Personal Blog

SURAT UNTUK SANG WAKTU



Kepada
Yth. SANG WAKTU
Di Cakrawala Tak Berbatas
Dear, Waktu…
Sebenarnya, sudah sangat lama aku ingin berkirim surat keluh-kesah ini padamu. Tapi, aku tak tahu di mana alamatmu. Semalam, saat aku ngungun sendirian di kesepian, aku baru punya ide ke mana akan kukirimkan surat ini. Makanya, baru kutuliskan surat ini sekarang. Aku akan mengirimkan surat ini kepada angin, kan kulemparkan ke angkasa saat ia menderu, biarkan ia yang membawa keluh-kesahku ini ke cakrawala tak berbatas itu….
Dear, Waktu…
Tahu nggak sih, kamu itu adalah hal yang paling nyata tapi paling tak sanggup kumengerti. Sampai hari ini. Iya, kamu nyata banget!
Jika ada orang yang berkata bahwa kamu abstrak, ah…dia pasti kurang belajar dari kenyataan. Kurang mikir. Bukankah dengan sekadar merenungkan diri sendiri, yang 20 tahun lalu masih balita lari-lari ke sana-sini, tahu-tahu sekarang sudah punya balita sendiri, merupakan bukti nyata (bukan abstrak) keberadaanmu, Waktu?
Bukankah melihat tubuh sendiri yang gede, sesekali mulai sakit pinggang, yang itu berbeda sekali dengan 10 tahun lalu, sudah menunjukkan betapa nyatanya keberadaanmu, Waktu?
Apalagi dengan melihat telah begitu banyak orang tercinta di sekitarku, mulai ibu, paman, bibi, sepupu, sahabat, tetangga, kolega, dll., yang telah meninggal, pergi tanpa pernah kembali, menunjukkan wujud nyatamu dalam kehidupanku, Waktu?
Kau sangat nyata, begitu perkasa, besar pengaruhnya, tapi sangat sulit kumengerti, apalagi kurayu untuk kuminta menghentikan langkahmu.
Dear, Waktu….
Pernah berkali-kali aku mencoba mencari tahu tentangmu lho. Aku kepoin kamu. Di antaranya, informasi dari tahun 1967, saat dunia internasional menetapkan pengertian 1 detik adalah waktu yang diperlukan atom caesium-33 untuk bergetar sebanyak 9.192.631.770 kali.
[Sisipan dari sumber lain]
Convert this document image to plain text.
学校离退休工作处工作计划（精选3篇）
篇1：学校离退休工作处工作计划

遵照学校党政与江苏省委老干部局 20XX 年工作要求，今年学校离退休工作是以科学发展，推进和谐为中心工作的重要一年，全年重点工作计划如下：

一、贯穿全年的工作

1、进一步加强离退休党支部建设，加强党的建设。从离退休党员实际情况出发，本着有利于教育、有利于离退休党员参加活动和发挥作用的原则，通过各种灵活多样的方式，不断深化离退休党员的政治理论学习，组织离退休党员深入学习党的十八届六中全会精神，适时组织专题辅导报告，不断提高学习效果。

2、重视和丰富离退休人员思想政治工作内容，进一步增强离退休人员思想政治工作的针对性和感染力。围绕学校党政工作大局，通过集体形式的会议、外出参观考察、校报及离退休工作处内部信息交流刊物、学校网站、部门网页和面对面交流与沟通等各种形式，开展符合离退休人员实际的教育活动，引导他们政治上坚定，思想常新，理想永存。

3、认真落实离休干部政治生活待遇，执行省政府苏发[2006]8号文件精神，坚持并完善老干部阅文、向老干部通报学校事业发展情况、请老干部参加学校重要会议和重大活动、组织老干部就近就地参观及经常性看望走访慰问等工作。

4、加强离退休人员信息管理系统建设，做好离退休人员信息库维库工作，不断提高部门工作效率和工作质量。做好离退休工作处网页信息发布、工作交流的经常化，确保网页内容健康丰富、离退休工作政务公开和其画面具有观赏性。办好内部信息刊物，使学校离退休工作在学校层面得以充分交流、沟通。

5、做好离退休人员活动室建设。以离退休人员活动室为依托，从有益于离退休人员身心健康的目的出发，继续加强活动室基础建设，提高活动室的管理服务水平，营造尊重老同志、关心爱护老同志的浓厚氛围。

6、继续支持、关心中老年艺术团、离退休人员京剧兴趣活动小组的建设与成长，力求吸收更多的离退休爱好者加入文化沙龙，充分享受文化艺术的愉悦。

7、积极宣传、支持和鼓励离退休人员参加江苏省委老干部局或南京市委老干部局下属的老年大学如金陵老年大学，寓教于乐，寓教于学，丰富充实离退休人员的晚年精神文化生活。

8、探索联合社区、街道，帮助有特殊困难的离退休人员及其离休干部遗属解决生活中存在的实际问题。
Lalu ada pula informasi yang kudapat tentangmu bahwa kamu adalah:
  • 1 menit = 60 detik
  • 1 jam = 60 menit = 3.600 detik
  • 1 hari = 24 jam = 1.440 menit = 86.400 detik
  • 1 minggu = 7 hari
  • 1 bulan = 30 hari
  • 1 tahun = 12 bulan = 365/366 hari
  • 1 windu = 8 tahun
  • 1 dasawarsa = 10 tahun
  • 1 abad = 100 tahun
  • 1 milenium = 1000 tahun
Aku juga mengetahui dari berbagai buku bahwa dalam penyebutan namamu, juga dikenal istilah panca untuk setiap kelipatan lima dan dasa untuk setiap kelipatan sepuluh. Sebutlah istilah panca windu untuk menyebut 40 tahun dan dasa windu untuk menyebut 80 tahun.
Tapi, aku tetap bingung! Aku tetap nggak berhasil memahamimu, Waktu….
Lalu aku pun mencoba mencari tahu dari para pakar Fisika, dan menemukan teori “lubang cacing”, yang banyak bicara tentang misterimu. Ada Isaac Newton (1642-1727) yang banyak bicara tentang konsep Gaya dalam Hukum Gravitasi dan Hukum Gerak. Lalu Albert Einstein (1879-1955) yang ngetop dengan Teori Relativitas yang terbagi atas Relativitas Khusus (1905) dan Relativitas Umum (1907). Hingga ilmuwan fenomenal pengarang A Brief History of Time (buku ini masuk daftar bestseller di Sunday Times London selama 237 minggu berturut-turut, suatu periode terpanjang dalam sejarah) karya Stephen Hawking (1942), yang jago dalam bidang fisika Kuantum, termasuk teori Kosmologi, Gravitasi Kuantum, Lubang Hitam, hingga Mesin Waktu.
Tapi, tapi, aku tetap gagal paham tentangmu, Waktu….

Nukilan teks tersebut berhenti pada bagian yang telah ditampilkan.